25 May 2022

EDITORIAL: We all need to be active stakeholders when using Dundalk's footpaths and roads


EDITORIAL: We all need to be active stakeholders when using Dundalk's footpaths and roads

EDITORIAL: We all need to be active stakeholders when using Dundalk's footpaths and roads

I like cyclists. I think they are a great addition to society. And they are a force for good when it comes to the environment too.

Plus, they are also more likely to be healthier than the average Joe and therefore, statistically speaking, less likely to cost the HSE and thus the taxpayer more money in the long run.

But, saying all that, there are a tiny selection of cyclists locally - you know who you are! - that seem to believe it is their God-given right to cycle - at pace - along the town's footpaths.

Now, the hint is in the word itself - FOOT-path, they are not CYCLE-paths.

However, several times this week, and numerous times over the past number of months, I have had to tread very carefully along Dundalk's town centre pathways, and I have even on occasion been forced to, rather ungracefully, dodge an oncoming cyclist on the footpath in front of me.

Either that or risk injury in a nasty head-on collision.

I know full well that there are not enough cycle lanes in the locality - there are some mind - of which there has been almost incessant debate about over the years; but this is a separate issue to that, and I have been a keen supporter of cycle lanes in Dundalk - once constructed and implemented correctly, and with due concern for all the involved, of course.

Simply put though, what gives a cyclist the right to cycle at speed along a busy footpath and put in jeopardy the health and safety of pedestrians walking there?

Surely dismounting and pushing the bicycle along the footpath until you are ready once again to re-embark and continue your journey on a cycle lane or road, is the right thing to do?

This is not meant as a rant, by the way.

This has been a very noticeable ongoing issue for a while now and little has changed.

Perhaps it will take a cyclist colliding with an elderly/infirm pedestrian on a footpath, causing a serious injury, before something will be said or done about it.

On the flip side of this is the need for pedestrians to take due care and be more accommodating of cyclists and cycle lanes in general.

It must be quite difficult, at times, for cyclists to traverse cycle lanes when people cross over them with little awareness or heed for possible oncoming bicycle traffic.

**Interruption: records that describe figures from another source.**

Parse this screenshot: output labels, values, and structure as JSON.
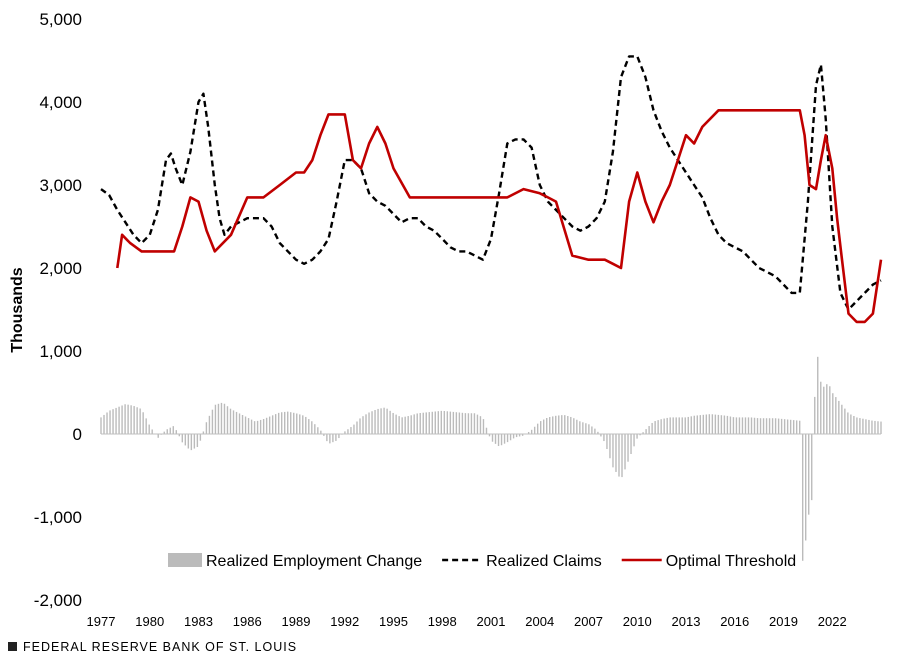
{
  "chart_data": {
    "type": "line",
    "title": "",
    "ylabel": "Thousands",
    "xlabel": "",
    "ylim": [
      -2000,
      5000
    ],
    "yticks": [
      -2000,
      -1000,
      0,
      1000,
      2000,
      3000,
      4000,
      5000
    ],
    "ytick_labels": [
      "-2,000",
      "-1,000",
      "0",
      "1,000",
      "2,000",
      "3,000",
      "4,000",
      "5,000"
    ],
    "xlim": [
      1977,
      2025
    ],
    "xticks": [
      1977,
      1980,
      1983,
      1986,
      1989,
      1992,
      1995,
      1998,
      2001,
      2004,
      2007,
      2010,
      2013,
      2016,
      2019,
      2022
    ],
    "xtick_labels": [
      "1977",
      "1980",
      "1983",
      "1986",
      "1989",
      "1992",
      "1995",
      "1998",
      "2001",
      "2004",
      "2007",
      "2010",
      "2013",
      "2016",
      "2019",
      "2022"
    ],
    "legend_position": "bottom-center",
    "series": [
      {
        "name": "Realized  Employment Change",
        "kind": "bar",
        "color": "#bbbbbb",
        "x": [
          1977.0,
          1977.5,
          1978.0,
          1978.5,
          1979.0,
          1979.5,
          1980.0,
          1980.5,
          1981.0,
          1981.5,
          1982.0,
          1982.5,
          1983.0,
          1983.5,
          1984.0,
          1984.5,
          1985.0,
          1985.5,
          1986.0,
          1986.5,
          1987.0,
          1987.5,
          1988.0,
          1988.5,
          1989.0,
          1989.5,
          1990.0,
          1990.5,
          1991.0,
          1991.5,
          1992.0,
          1992.5,
          1993.0,
          1993.5,
          1994.0,
          1994.5,
          1995.0,
          1995.5,
          1996.0,
          1996.5,
          1997.0,
          1997.5,
          1998.0,
          1998.5,
          1999.0,
          1999.5,
          2000.0,
          2000.5,
          2001.0,
          2001.5,
          2002.0,
          2002.5,
          2003.0,
          2003.5,
          2004.0,
          2004.5,
          2005.0,
          2005.5,
          2006.0,
          2006.5,
          2007.0,
          2007.5,
          2008.0,
          2008.5,
          2009.0,
          2009.5,
          2010.0,
          2010.5,
          2011.0,
          2011.5,
          2012.0,
          2012.5,
          2013.0,
          2013.5,
          2014.0,
          2014.5,
          2015.0,
          2015.5,
          2016.0,
          2016.5,
          2017.0,
          2017.5,
          2018.0,
          2018.5,
          2019.0,
          2019.5,
          2020.0,
          2020.2,
          2020.4,
          2020.6,
          2020.8,
          2021.0,
          2021.2,
          2021.4,
          2021.6,
          2021.8,
          2022.0,
          2022.2,
          2022.4,
          2022.6,
          2022.8,
          2023.0,
          2023.5,
          2024.0,
          2024.5,
          2025.0
        ],
        "values": [
          200,
          280,
          320,
          360,
          340,
          300,
          100,
          -50,
          50,
          100,
          -100,
          -200,
          -150,
          150,
          350,
          380,
          300,
          250,
          200,
          150,
          180,
          220,
          260,
          270,
          250,
          220,
          150,
          50,
          -120,
          -80,
          30,
          100,
          200,
          260,
          300,
          320,
          250,
          200,
          220,
          250,
          260,
          270,
          280,
          270,
          260,
          250,
          250,
          200,
          -80,
          -150,
          -100,
          -40,
          -20,
          50,
          150,
          200,
          220,
          230,
          200,
          150,
          120,
          50,
          -100,
          -400,
          -550,
          -300,
          -50,
          50,
          150,
          180,
          200,
          200,
          200,
          220,
          230,
          240,
          230,
          220,
          200,
          200,
          200,
          190,
          190,
          190,
          180,
          170,
          160,
          -1700,
          -1200,
          -900,
          -750,
          1200,
          700,
          550,
          600,
          600,
          500,
          450,
          400,
          350,
          300,
          250,
          200,
          180,
          160,
          150
        ]
      },
      {
        "name": "Realized Claims",
        "kind": "line",
        "color": "#000000",
        "dash": "dashed",
        "x": [
          1977.0,
          1977.5,
          1978.0,
          1978.5,
          1979.0,
          1979.5,
          1980.0,
          1980.5,
          1981.0,
          1981.3,
          1981.6,
          1982.0,
          1982.5,
          1983.0,
          1983.3,
          1983.6,
          1984.0,
          1984.3,
          1984.6,
          1985.0,
          1986.0,
          1987.0,
          1987.5,
          1988.0,
          1989.0,
          1989.5,
          1990.0,
          1990.5,
          1991.0,
          1991.5,
          1992.0,
          1992.5,
          1993.0,
          1993.5,
          1994.0,
          1994.5,
          1995.0,
          1995.5,
          1996.0,
          1996.5,
          1997.0,
          1997.5,
          1998.0,
          1998.5,
          1999.0,
          1999.5,
          2000.0,
          2000.5,
          2001.0,
          2001.5,
          2002.0,
          2002.5,
          2003.0,
          2003.5,
          2004.0,
          2004.5,
          2005.0,
          2005.5,
          2006.0,
          2006.5,
          2007.0,
          2007.5,
          2008.0,
          2008.5,
          2009.0,
          2009.5,
          2010.0,
          2010.5,
          2011.0,
          2011.5,
          2012.0,
          2012.5,
          2013.0,
          2013.5,
          2014.0,
          2014.5,
          2015.0,
          2015.5,
          2016.0,
          2016.5,
          2017.0,
          2017.5,
          2018.0,
          2018.5,
          2019.0,
          2019.5,
          2020.0,
          2020.5,
          2021.0,
          2021.3,
          2021.6,
          2022.0,
          2022.5,
          2023.0,
          2023.5,
          2024.0,
          2024.5,
          2025.0
        ],
        "values": [
          2950,
          2880,
          2700,
          2550,
          2400,
          2300,
          2400,
          2700,
          3300,
          3380,
          3200,
          3000,
          3400,
          4000,
          4100,
          3700,
          3000,
          2600,
          2400,
          2500,
          2600,
          2600,
          2500,
          2300,
          2100,
          2050,
          2100,
          2200,
          2350,
          2800,
          3300,
          3300,
          3200,
          2900,
          2800,
          2750,
          2650,
          2550,
          2600,
          2600,
          2500,
          2450,
          2350,
          2250,
          2200,
          2200,
          2150,
          2100,
          2350,
          2900,
          3500,
          3550,
          3550,
          3450,
          3000,
          2800,
          2700,
          2600,
          2500,
          2450,
          2500,
          2600,
          2800,
          3400,
          4300,
          4550,
          4550,
          4300,
          3900,
          3650,
          3450,
          3300,
          3150,
          3000,
          2850,
          2600,
          2400,
          2300,
          2250,
          2200,
          2100,
          2000,
          1950,
          1900,
          1800,
          1700,
          1700,
          2800,
          4200,
          4450,
          3800,
          2500,
          1700,
          1500,
          1600,
          1700,
          1800,
          1850
        ]
      },
      {
        "name": "Optimal Threshold",
        "kind": "line",
        "color": "#c00000",
        "dash": "solid",
        "x": [
          1978.0,
          1978.3,
          1978.8,
          1979.5,
          1980.5,
          1981.5,
          1982.0,
          1982.5,
          1983.0,
          1983.5,
          1984.0,
          1985.0,
          1986.0,
          1987.0,
          1988.0,
          1989.0,
          1989.5,
          1990.0,
          1990.5,
          1991.0,
          1991.5,
          1992.0,
          1992.5,
          1993.0,
          1993.5,
          1994.0,
          1994.5,
          1995.0,
          1996.0,
          1997.0,
          1998.0,
          1999.0,
          2000.0,
          2001.0,
          2002.0,
          2003.0,
          2004.0,
          2004.5,
          2005.0,
          2006.0,
          2007.0,
          2008.0,
          2008.5,
          2009.0,
          2009.5,
          2010.0,
          2010.5,
          2011.0,
          2011.5,
          2012.0,
          2012.5,
          2013.0,
          2013.5,
          2014.0,
          2015.0,
          2016.0,
          2017.0,
          2018.0,
          2019.0,
          2019.5,
          2019.8,
          2020.0,
          2020.3,
          2020.6,
          2021.0,
          2021.3,
          2021.6,
          2022.0,
          2022.3,
          2022.6,
          2023.0,
          2023.5,
          2024.0,
          2024.5,
          2025.0
        ],
        "values": [
          2000,
          2400,
          2300,
          2200,
          2200,
          2200,
          2500,
          2850,
          2800,
          2450,
          2200,
          2400,
          2850,
          2850,
          3000,
          3150,
          3150,
          3300,
          3600,
          3850,
          3850,
          3850,
          3300,
          3200,
          3500,
          3700,
          3500,
          3200,
          2850,
          2850,
          2850,
          2850,
          2850,
          2850,
          2850,
          2950,
          2900,
          2850,
          2800,
          2150,
          2100,
          2100,
          2050,
          2000,
          2800,
          3150,
          2800,
          2550,
          2800,
          3000,
          3300,
          3600,
          3500,
          3700,
          3900,
          3900,
          3900,
          3900,
          3900,
          3900,
          3900,
          3900,
          3600,
          3000,
          2950,
          3300,
          3600,
          3200,
          2600,
          2100,
          1450,
          1350,
          1350,
          1450,
          2100
        ]
      }
    ]
  },
  "source_label": "FEDERAL RESERVE BANK OF ST. LOUIS"
}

Add to this the state of some of the roads in the town centre and you can understand, to an extent, why cycling on our local roads can be an onerous and potentially costly affair.

This is something that needs to be seriously addressed by the local authority.

Over the past few years, due to the almost incessant laying of cable and piping infrastructure, the town's roads have taken an almighty bashing and there is rarely a week that goes by were another road is not disfigured and scarred by another such effort.

The patchwork repairs following such digging usually leaves the road a lumpen, uneven mess, akin to Cavan’s drumlin country plonked right into a town centre.

This simply isn’t good enough from the local authority and needs to be remedied quickly.

Saying this though, no matter the state of a road, cycling at speed on a footpath is simply not acceptable. It is outright dangerous.

We are all active stakeholders when it comes to negotiating our roads and footpaths.

Therefore we all must accept responsibility in ensuring that we do our bit to make them both safe and accessible for all concerned.